Mesmo que Luhrmann não seja exatamente um exemplo de bom diretor e venha do fracasso de Great Gatsby, sua experiência com musicais, como Moulin Rouge, é visível na série. Quase toda cena tem sua música, que nos momentos principais é alternada e fundida com a trilha de outros personagens, o que além de manter o pacing, dá o ar de mixagem próprio do hip-hop. O fato do rap ser fortemente ligado à contação de histórias beneficia a música como instrumento de storytelling, fugindo do aspecto kitsch que assola os musicais, sobretudo os televisivos.

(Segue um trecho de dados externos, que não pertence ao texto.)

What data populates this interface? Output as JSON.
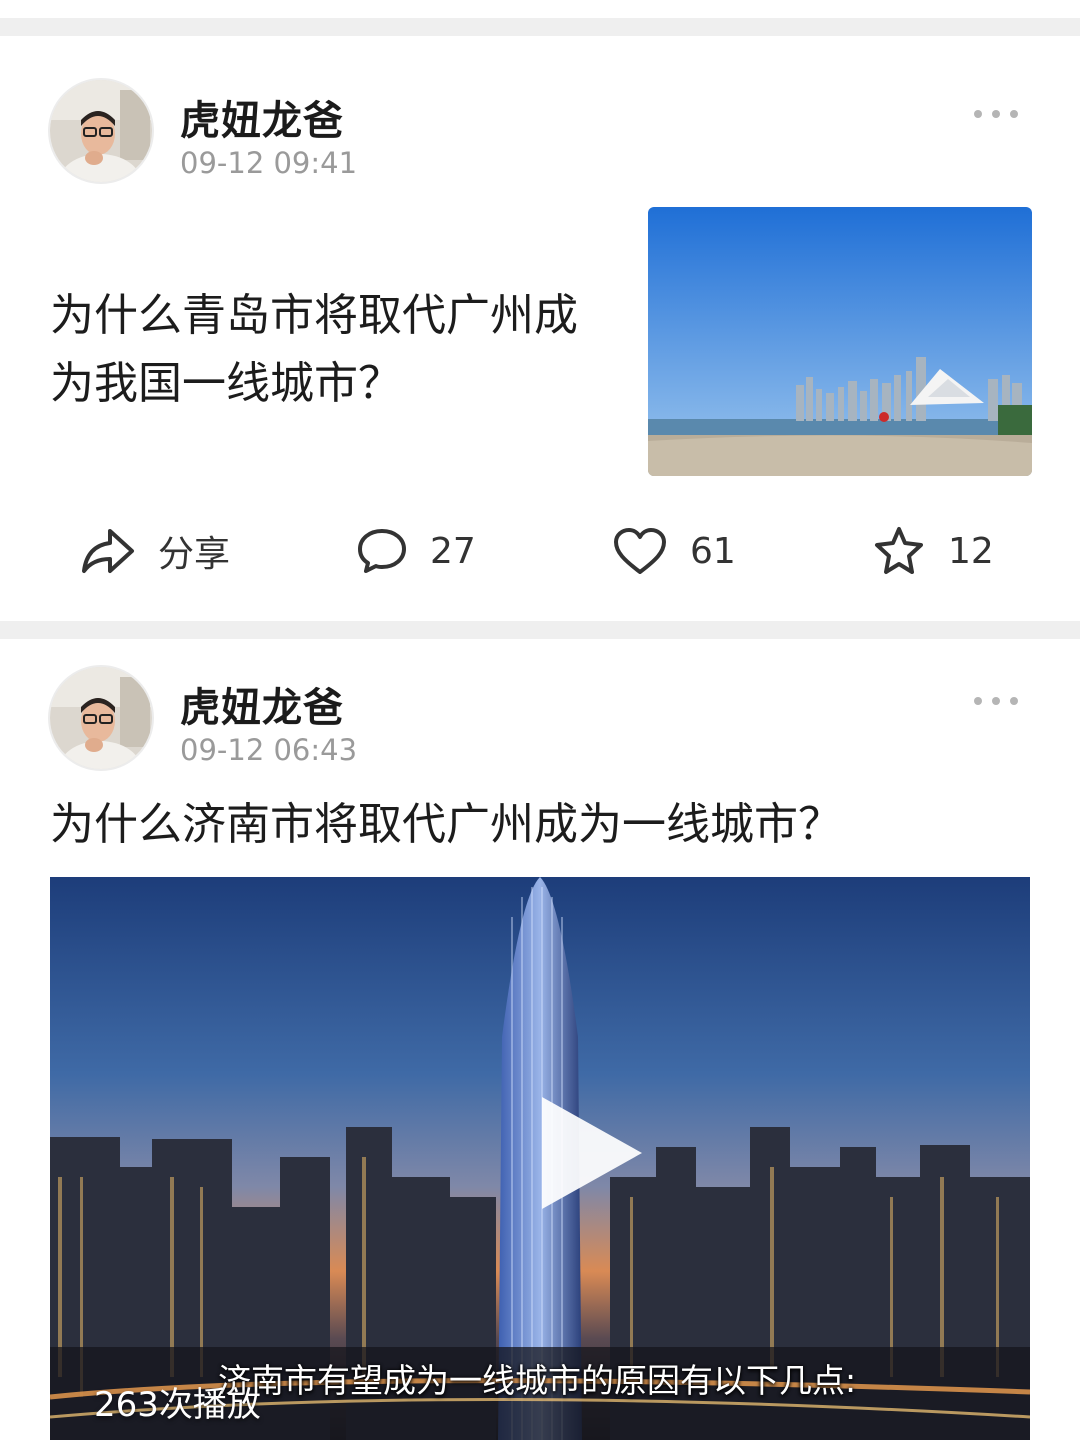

A parte estética segue a grandiosidade extravagante de seus trabalhos, com cores que enchem os olhos e figurinos atrativos. As festas, responsáveis pelas melhores cenas, são frequentes e chamam a atenção, de uma competição de dança em uma discoteca à uma batalha de DJs em um terreno abandonado.

A música, além de destaque na história, funciona como o grande fio condutor dos episódios, com uma seleção extremamente numerosa e variada, mas impecável. Dezenas de clássicos e pérolas perdidas da música disco, gospel, hip-hop e até do rock experimental (como Vitamin C dos alemães do Can, tema de Dizzee) dão o tom a suas cenas. Os mais familiarizados ainda conseguem encontrar referências, como Shao testando sua discotecagem com o break que seria a base de “It Takes Two”, de Rob Base e DJ EZ Rock, uma das faixas mais influencias da história do hip-hop. O destaque ao disco ajuda a consolidar a recuperação moderna do ritmo, que apesar de ser base de boa parte da música moderna, foi injustiçado por décadas por críticos e fãs. Se a série é a mais cara da história do Netflix, boa parte do investimento foi em sua trilha.

 

Como decepção na parte sonora ficam justamente as canções originais, que apesar de nomes como ZAYN, Miguel e Cristina Aguilera, acabam soando sem graça perto das canções do período.

Depois de vários anos em development hell, The Get Down consegue chegar ao público, ainda que pela metade, sendo cortada no momento onde as coisas parecem engrenar. Ainda assim, sua dedicação à pesquisa histórica e o trabalho estético, combinado com uma narrativa funcional, é suficiente para superar concorrentes de peso como Vinyl, e criar expectativa para a segunda metade da temporada, onde a promessa é expandir ainda mais o universo musical da série.